There is a lot to consider when you think about if a traditional school year or year-round schooling is best. There are pros and cons to each one.
Let’s start with the pros:
When you think about consistency, it seems that a year-round school schedule would be better. Students learning at a school with a traditional schedule have a long two month break in which knowledge is forgotten. A child can work so hard during the school year to memorize something, such as the multiplication table, only to remember just a fraction of their facts after the summer break. The student will, of course, memorize it again, but valuable school time is wasted in re-learning forgotten information. Shorter three week breaks provide less time to forget.
While a year-round school may not have one long vacation, you will have several shorter vacations throughout the school year. This could be to your advantage if you are able to travel to a vacation spot that is asking lower rates since it is not during the prime summer or winter season when most students are on break. These vacation spots would also be much less crowded off-season.
Not every child is involved in camps, vacations, or other fun activities during the long summer vacation. In fact, there are many students that, although they would never admit it, are bored and are actually more than ready for school to start in the fall. A year-round school schedule does not allow enough time in the vacation for the children to become too bored.

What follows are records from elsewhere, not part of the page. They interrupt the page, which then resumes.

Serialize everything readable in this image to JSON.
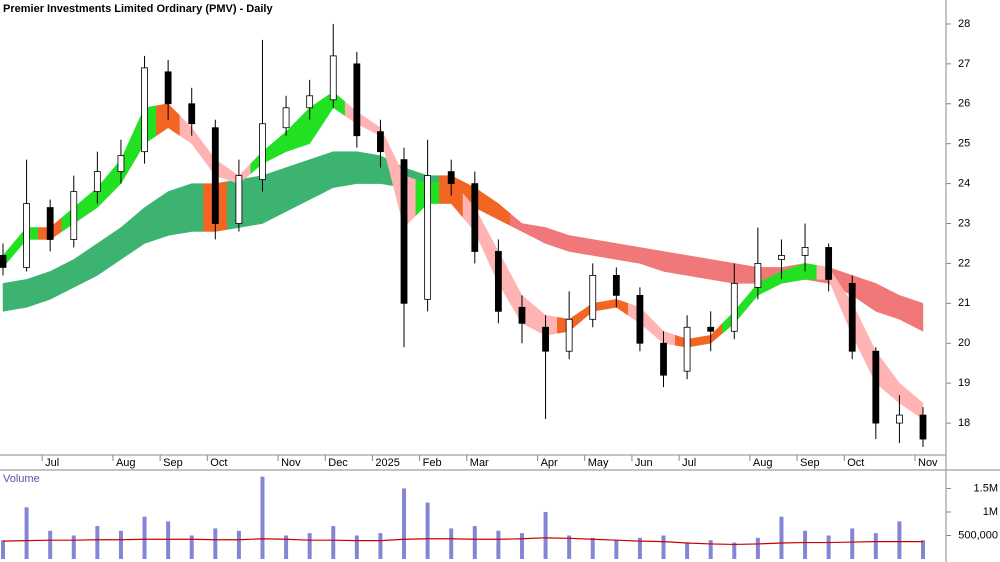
{
  "chart_data": [
    {
      "type": "candlestick",
      "title": "Premier Investments Limited Ordinary (PMV) - Daily",
      "categories": [
        null,
        null,
        "Jul",
        null,
        null,
        "Aug",
        null,
        "Sep",
        null,
        "Oct",
        null,
        null,
        "Nov",
        null,
        "Dec",
        null,
        "2025",
        null,
        "Feb",
        null,
        "Mar",
        null,
        null,
        "Apr",
        null,
        "May",
        null,
        "Jun",
        null,
        "Jul",
        null,
        null,
        "Aug",
        null,
        "Sep",
        null,
        "Oct",
        null,
        null,
        "Nov"
      ],
      "open": [
        22.2,
        21.9,
        23.4,
        22.6,
        23.8,
        24.3,
        24.8,
        26.8,
        26.0,
        25.4,
        23.0,
        24.1,
        25.4,
        25.9,
        26.1,
        27.0,
        25.3,
        24.6,
        21.1,
        24.3,
        24.0,
        22.3,
        20.9,
        20.4,
        19.8,
        20.6,
        21.7,
        21.2,
        20.0,
        19.3,
        20.4,
        20.3,
        21.4,
        22.1,
        22.2,
        22.4,
        21.5,
        19.8,
        18.0,
        18.2
      ],
      "high": [
        22.5,
        24.6,
        23.6,
        24.2,
        24.8,
        25.1,
        27.2,
        27.1,
        26.4,
        25.6,
        24.6,
        27.6,
        26.2,
        26.6,
        28.0,
        27.3,
        25.6,
        24.9,
        25.1,
        24.6,
        24.3,
        22.6,
        21.2,
        20.7,
        21.3,
        22.0,
        21.9,
        21.4,
        20.3,
        20.7,
        20.8,
        22.0,
        22.9,
        22.6,
        23.0,
        22.5,
        21.7,
        19.9,
        18.7,
        18.4
      ],
      "low": [
        21.7,
        21.8,
        22.3,
        22.4,
        23.5,
        24.0,
        24.5,
        25.6,
        25.2,
        22.6,
        22.8,
        23.8,
        25.2,
        25.6,
        25.9,
        24.9,
        24.4,
        19.9,
        20.8,
        23.7,
        22.0,
        20.5,
        20.0,
        18.1,
        19.6,
        20.4,
        20.9,
        19.8,
        18.9,
        19.1,
        19.8,
        20.1,
        21.1,
        21.6,
        21.8,
        21.3,
        19.6,
        17.6,
        17.5,
        17.4
      ],
      "close": [
        21.9,
        23.5,
        22.6,
        23.8,
        24.3,
        24.7,
        26.9,
        26.0,
        25.5,
        23.0,
        24.2,
        25.5,
        25.9,
        26.2,
        27.2,
        25.2,
        24.8,
        21.0,
        24.2,
        24.0,
        22.3,
        20.8,
        20.5,
        19.8,
        20.6,
        21.7,
        21.2,
        20.0,
        19.2,
        20.4,
        20.3,
        21.5,
        22.0,
        22.2,
        22.4,
        21.6,
        19.8,
        18.0,
        18.2,
        17.6
      ],
      "up_color": "#ffffff",
      "down_color": "#000000",
      "bands": [
        {
          "upper": [
            21.5,
            21.6,
            21.8,
            22.1,
            22.5,
            22.9,
            23.4,
            23.8,
            24.0,
            24.0,
            24.1,
            24.2,
            24.4,
            24.6,
            24.8,
            24.8,
            24.7,
            24.4,
            24.2,
            24.2,
            23.9,
            23.5,
            23.0,
            22.9,
            22.7,
            22.6,
            22.5,
            22.4,
            22.3,
            22.2,
            22.1,
            22.0,
            21.9,
            21.9,
            22.0,
            21.9,
            21.7,
            21.5,
            21.2,
            21.0
          ],
          "lower": [
            20.8,
            20.9,
            21.1,
            21.4,
            21.7,
            22.1,
            22.5,
            22.7,
            22.8,
            22.8,
            22.9,
            23.0,
            23.3,
            23.6,
            23.9,
            24.0,
            24.0,
            23.9,
            23.8,
            23.7,
            23.4,
            23.1,
            22.8,
            22.5,
            22.3,
            22.2,
            22.1,
            22.0,
            21.8,
            21.7,
            21.6,
            21.5,
            21.5,
            21.6,
            21.6,
            21.5,
            21.2,
            20.8,
            20.6,
            20.3
          ],
          "colors": [
            "#3cb371",
            "#3cb371",
            "#3cb371",
            "#3cb371",
            "#3cb371",
            "#3cb371",
            "#3cb371",
            "#3cb371",
            "#3cb371",
            "#f26522",
            "#3cb371",
            "#3cb371",
            "#3cb371",
            "#3cb371",
            "#3cb371",
            "#3cb371",
            "#3cb371",
            "#3cb371",
            "#3cb371",
            "#f26522",
            "#f26522",
            "#f26522",
            "#f07878",
            "#f07878",
            "#f07878",
            "#f07878",
            "#f07878",
            "#f07878",
            "#f07878",
            "#f07878",
            "#f07878",
            "#f07878",
            "#f07878",
            "#f07878",
            "#f07878",
            "#f07878",
            "#f07878",
            "#f07878",
            "#f07878",
            "#f07878"
          ]
        },
        {
          "upper": [
            22.2,
            22.9,
            22.9,
            23.4,
            23.9,
            24.6,
            25.9,
            26.0,
            25.4,
            24.6,
            24.2,
            24.8,
            25.3,
            25.9,
            26.3,
            25.8,
            25.4,
            24.2,
            24.0,
            24.1,
            23.4,
            22.3,
            21.2,
            20.7,
            20.6,
            21.0,
            21.1,
            20.9,
            20.3,
            20.1,
            20.2,
            20.8,
            21.5,
            21.8,
            22.0,
            21.9,
            21.0,
            19.8,
            19.0,
            18.5
          ],
          "lower": [
            21.9,
            22.6,
            22.6,
            23.0,
            23.4,
            24.0,
            25.0,
            25.4,
            25.0,
            24.2,
            24.0,
            24.5,
            24.8,
            25.0,
            25.9,
            25.5,
            25.2,
            22.9,
            23.5,
            23.5,
            22.8,
            21.5,
            20.5,
            20.2,
            20.3,
            20.8,
            20.9,
            20.5,
            20.0,
            19.9,
            20.0,
            20.5,
            21.2,
            21.5,
            21.6,
            21.6,
            20.2,
            19.0,
            18.5,
            18.1
          ],
          "colors": [
            "#22e022",
            "#22e022",
            "#f26522",
            "#22e022",
            "#22e022",
            "#22e022",
            "#22e022",
            "#f26522",
            "#ffb3b3",
            "#ffb3b3",
            "#ffb3b3",
            "#22e022",
            "#22e022",
            "#22e022",
            "#22e022",
            "#ffb3b3",
            "#ffb3b3",
            "#ffb3b3",
            "#22e022",
            "#f26522",
            "#ffb3b3",
            "#ffb3b3",
            "#ffb3b3",
            "#ffb3b3",
            "#f26522",
            "#f26522",
            "#f26522",
            "#ffb3b3",
            "#ffb3b3",
            "#f26522",
            "#f26522",
            "#22e022",
            "#22e022",
            "#22e022",
            "#22e022",
            "#ffb3b3",
            "#ffb3b3",
            "#ffb3b3",
            "#ffb3b3",
            "#ffb3b3"
          ]
        }
      ],
      "ylim": [
        17.2,
        28.6
      ],
      "yticks": [
        18,
        19,
        20,
        21,
        22,
        23,
        24,
        25,
        26,
        27,
        28
      ]
    },
    {
      "type": "bar",
      "title": "Volume",
      "values": [
        400000,
        1100000,
        600000,
        500000,
        700000,
        600000,
        900000,
        800000,
        500000,
        650000,
        600000,
        1750000,
        500000,
        550000,
        700000,
        500000,
        550000,
        1500000,
        1200000,
        650000,
        700000,
        600000,
        550000,
        1000000,
        500000,
        450000,
        400000,
        450000,
        500000,
        350000,
        400000,
        350000,
        450000,
        900000,
        600000,
        500000,
        650000,
        550000,
        800000,
        400000
      ],
      "color": "#8585d6",
      "average": [
        380000,
        390000,
        400000,
        400000,
        410000,
        410000,
        420000,
        420000,
        420000,
        410000,
        410000,
        430000,
        420000,
        400000,
        400000,
        390000,
        390000,
        420000,
        430000,
        430000,
        420000,
        420000,
        430000,
        450000,
        440000,
        420000,
        400000,
        380000,
        370000,
        340000,
        320000,
        310000,
        320000,
        340000,
        350000,
        350000,
        360000,
        370000,
        370000,
        370000
      ],
      "average_color": "#cc0000",
      "ylim": [
        0,
        1850000
      ],
      "yticks": [
        {
          "value": 500000,
          "label": "500,000"
        },
        {
          "value": 1000000,
          "label": "1M"
        },
        {
          "value": 1500000,
          "label": "1.5M"
        }
      ]
    }
  ]
}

A school following a year-round school schedule may be able to accommodate more students than a traditional school. While some year-round schools will have all of the students on the same schedules; others will have the students rotate their vacations so that there is always a group of students on vacation while another group is in school. This will allow a school to have more students and alleviate overcrowding and possibly even remove the necessity of building a new school. This also means that teachers may have a higher yearly salary if they work throughout the year without a long summer break.
Now, on to the cons:
Let’s say that you are one of the many families that have relatives in another country. Quite a few of these families with international ties will use the long summer vacation to spend a month or more with their family and friends in another country. Considering how long the flights are and how much these flights cost, it is not terribly feasible to try to go on these international vacations during the short break provided by year-round schools. While this may not affect the majority of the student population, it would be difficult for the families that would either need to keep their vacations short or take their children out of school; in which case those select students are placed at a disadvantage.
Off Schedule With Other School Systems
One major conflict a family attending year-round school would face is that it is not a very popular practice in most of the country. This can make trying to coordinate with friends and family in other school systems a challenge. Even colleges have fall and spring sessions with an option to take classes during the summer. Those families with children on completely different school schedules would find it difficult to make plans.
Unfortunately, not every school is new or has even been built recently. Some of these older school buildings are not even equipped with air conditioning. A year-round school schedule would be nearly impossible to maintain during the summer if there are any affected schools without air conditioning and adding air conditioning is a very expensive addition to a school.
Some older students rely on getting a summer job to save up some extra money. Without a long summer break, it would be impossible to get a job for just during three week breaks. The student is then left with the choice of either not getting any job or trying to juggle a part-time job during the school year. Neither of those options is a very convenient for most students.
Goodbye Summer Camps?
There are many wonderful summer camps for children that would be in danger of disappearing were schools to turn to year-round schooling. These camp provide many opportunities that are usually out of reach to children during the school year.
Studies have been inconclusive as to which school schedule is most beneficial to students. Year-round schooling continues to be a controversial subject that parents and educators will probably never all agree on because each person’s perspective will affect whether the pros outweigh the cons.